Saturday, July 23, 2011

Google Doodle Honors Mobile Artist Alexander Calder


A new interactive Google doodle has appeared on Google.com, honoring artist Alexander Calder, who is known for inventing the mobile.
As you click and drag with your mouse, the various sections of the mobile move around. According to the official Google Blog, it’s the first doodle Google’s made that uses HTML5 Canvas, so its creators recommend that you use “a modern browser.”
We noticed the interactive animation works on Google‘s Chrome 12 browser, but not on Firefox 5.0 or Internet Explorer 9. We’re also seeing reports that the animation causes a crash in Firefox on Linux, so if that’s your browser, you might want to avoid this doodle. Note that others are reporting these browsers are able to display the animation. Best way to find out if yours works is to go to Google.com and try it.

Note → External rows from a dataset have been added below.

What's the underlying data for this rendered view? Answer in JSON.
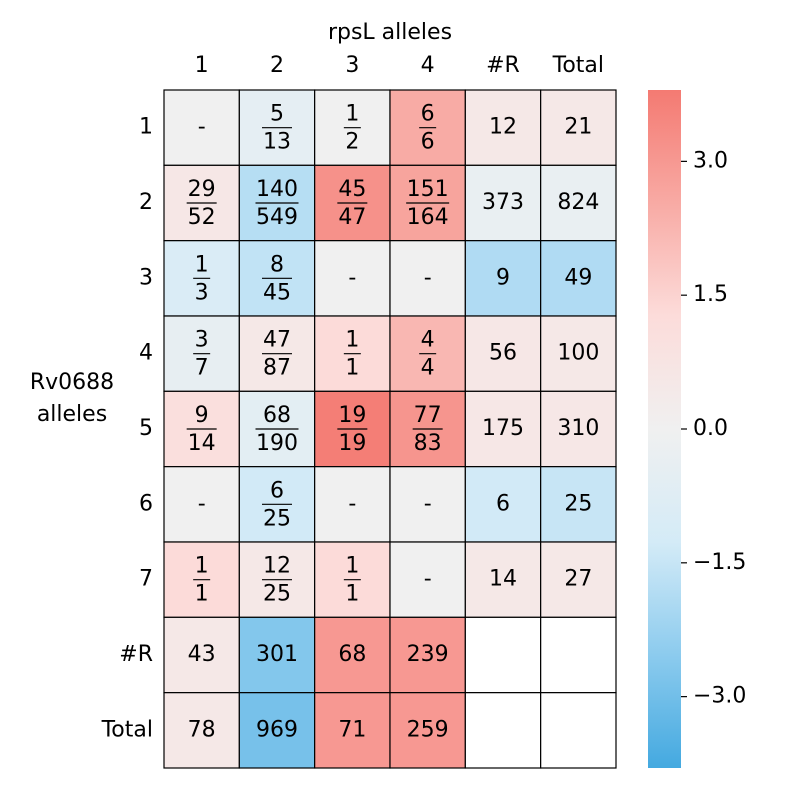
{
  "chart_data": {
    "type": "heatmap",
    "x_label": "rpsL alleles",
    "y_label": [
      "Rv0688",
      "alleles"
    ],
    "columns": [
      "1",
      "2",
      "3",
      "4",
      "#R",
      "Total"
    ],
    "rows": [
      "1",
      "2",
      "3",
      "4",
      "5",
      "6",
      "7",
      "#R",
      "Total"
    ],
    "cells": [
      [
        "-",
        {
          "num": 5,
          "den": 13
        },
        {
          "num": 1,
          "den": 2
        },
        {
          "num": 6,
          "den": 6
        },
        12,
        21
      ],
      [
        {
          "num": 29,
          "den": 52
        },
        {
          "num": 140,
          "den": 549
        },
        {
          "num": 45,
          "den": 47
        },
        {
          "num": 151,
          "den": 164
        },
        373,
        824
      ],
      [
        {
          "num": 1,
          "den": 3
        },
        {
          "num": 8,
          "den": 45
        },
        "-",
        "-",
        9,
        49
      ],
      [
        {
          "num": 3,
          "den": 7
        },
        {
          "num": 47,
          "den": 87
        },
        {
          "num": 1,
          "den": 1
        },
        {
          "num": 4,
          "den": 4
        },
        56,
        100
      ],
      [
        {
          "num": 9,
          "den": 14
        },
        {
          "num": 68,
          "den": 190
        },
        {
          "num": 19,
          "den": 19
        },
        {
          "num": 77,
          "den": 83
        },
        175,
        310
      ],
      [
        "-",
        {
          "num": 6,
          "den": 25
        },
        "-",
        "-",
        6,
        25
      ],
      [
        {
          "num": 1,
          "den": 1
        },
        {
          "num": 12,
          "den": 25
        },
        {
          "num": 1,
          "den": 1
        },
        "-",
        14,
        27
      ],
      [
        43,
        301,
        68,
        239,
        null,
        null
      ],
      [
        78,
        969,
        71,
        259,
        null,
        null
      ]
    ],
    "values": [
      [
        0,
        -0.5,
        0,
        2.5,
        0.5,
        0.5
      ],
      [
        0.6,
        -1.8,
        3.2,
        2.7,
        -0.3,
        -0.3
      ],
      [
        -1.0,
        -1.6,
        0,
        0,
        -1.9,
        -1.9
      ],
      [
        -0.4,
        0.5,
        1.3,
        2.2,
        0.6,
        0.5
      ],
      [
        1.1,
        -0.6,
        3.7,
        3.1,
        0.6,
        0.6
      ],
      [
        0,
        -1.3,
        0,
        0,
        -1.3,
        -1.5
      ],
      [
        1.3,
        0.5,
        1.3,
        0,
        0.5,
        0.5
      ],
      [
        0.5,
        -2.7,
        3.0,
        3.0,
        null,
        null
      ],
      [
        0.5,
        -2.9,
        3.0,
        3.0,
        null,
        null
      ]
    ],
    "colormap": [
      "#44a9e0",
      "#8ccbee",
      "#d4ebf7",
      "#f0f0f0",
      "#fcdcda",
      "#f8aaa4",
      "#f47a72"
    ],
    "clim": [
      -3.8,
      3.8
    ],
    "cticks": [
      {
        "value": -3.0,
        "label": "−3.0"
      },
      {
        "value": -1.5,
        "label": "−1.5"
      },
      {
        "value": 0,
        "label": "0.0"
      },
      {
        "value": 1.5,
        "label": "1.5"
      },
      {
        "value": 3.0,
        "label": "3.0"
      }
    ]
  }
}
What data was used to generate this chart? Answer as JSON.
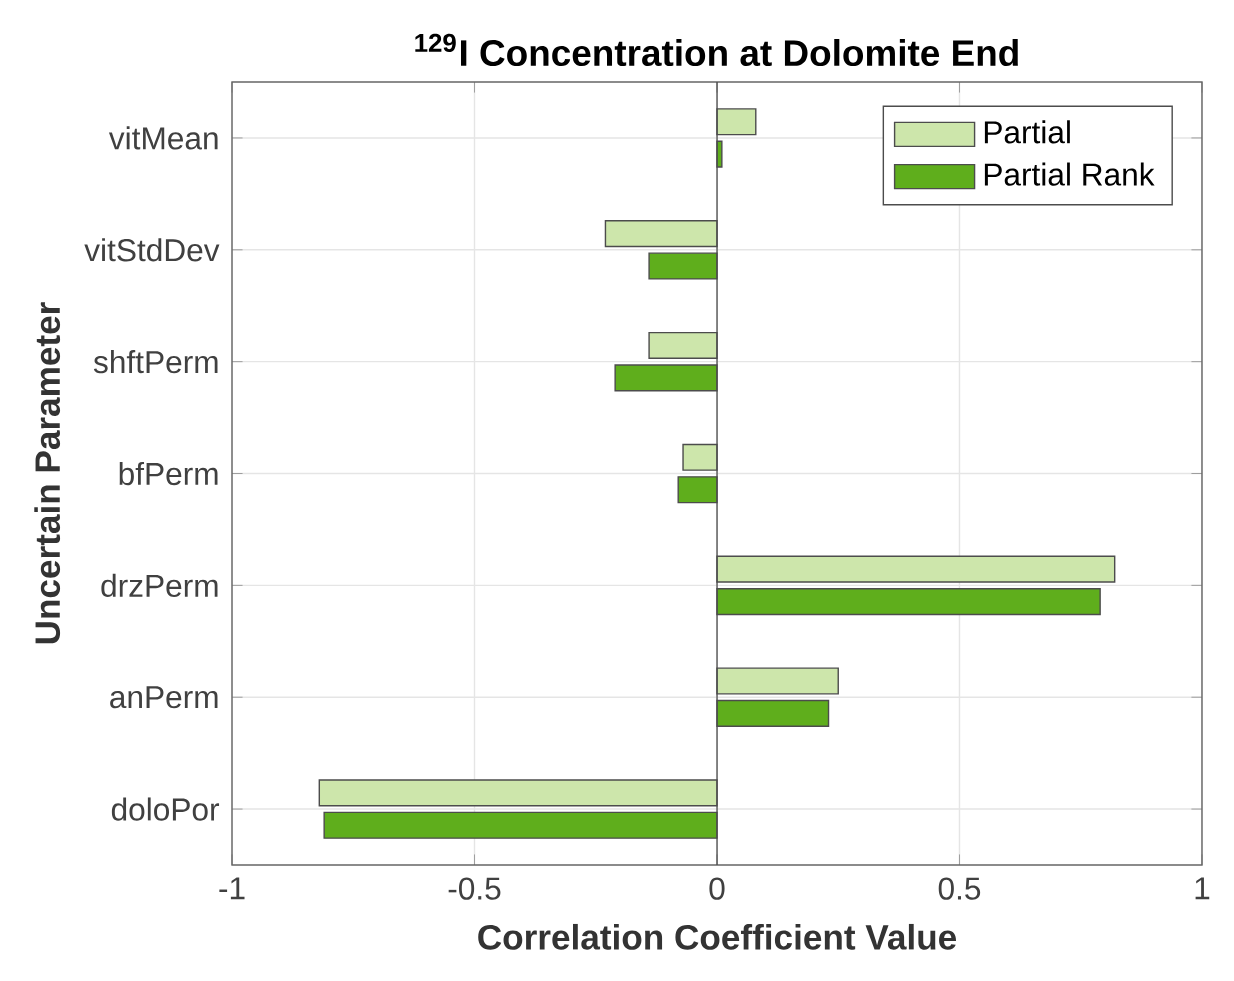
{
  "chart_data": {
    "type": "bar",
    "orientation": "horizontal",
    "title": "$^{129}$I Concentration at Dolomite End",
    "xlabel": "Correlation Coefficient Value",
    "ylabel": "Uncertain Parameter",
    "categories": [
      "vitMean",
      "vitStdDev",
      "shftPerm",
      "bfPerm",
      "drzPerm",
      "anPerm",
      "doloPor"
    ],
    "series": [
      {
        "name": "Partial",
        "color": "#cde6ab",
        "values": [
          0.08,
          -0.23,
          -0.14,
          -0.07,
          0.82,
          0.25,
          -0.82
        ]
      },
      {
        "name": "Partial Rank",
        "color": "#5fae1c",
        "values": [
          0.01,
          -0.14,
          -0.21,
          -0.08,
          0.79,
          0.23,
          -0.81
        ]
      }
    ],
    "xlim": [
      -1,
      1
    ],
    "xticks": [
      -1,
      -0.5,
      0,
      0.5,
      1
    ],
    "grid": true,
    "legend": "top right"
  }
}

According to Google software engineer Jered Wierzbicki,
“It runs a physics simulation on the mobile’s geometry, and then does realtime 3D rendering with vector graphics. Only recently have browsers advanced to the point where this is possible.”
It’s a graceful work of art that the Googlers have created here, with pieces of the mobile interacting with each other and with your cursor, just the way a mobile in the physical world would work. Notice the additional, subtle detail — the mobile’s shadow on the “floor” underneath. Brilliant.
Alexander Calder, who died in 1976, would have been 113 today.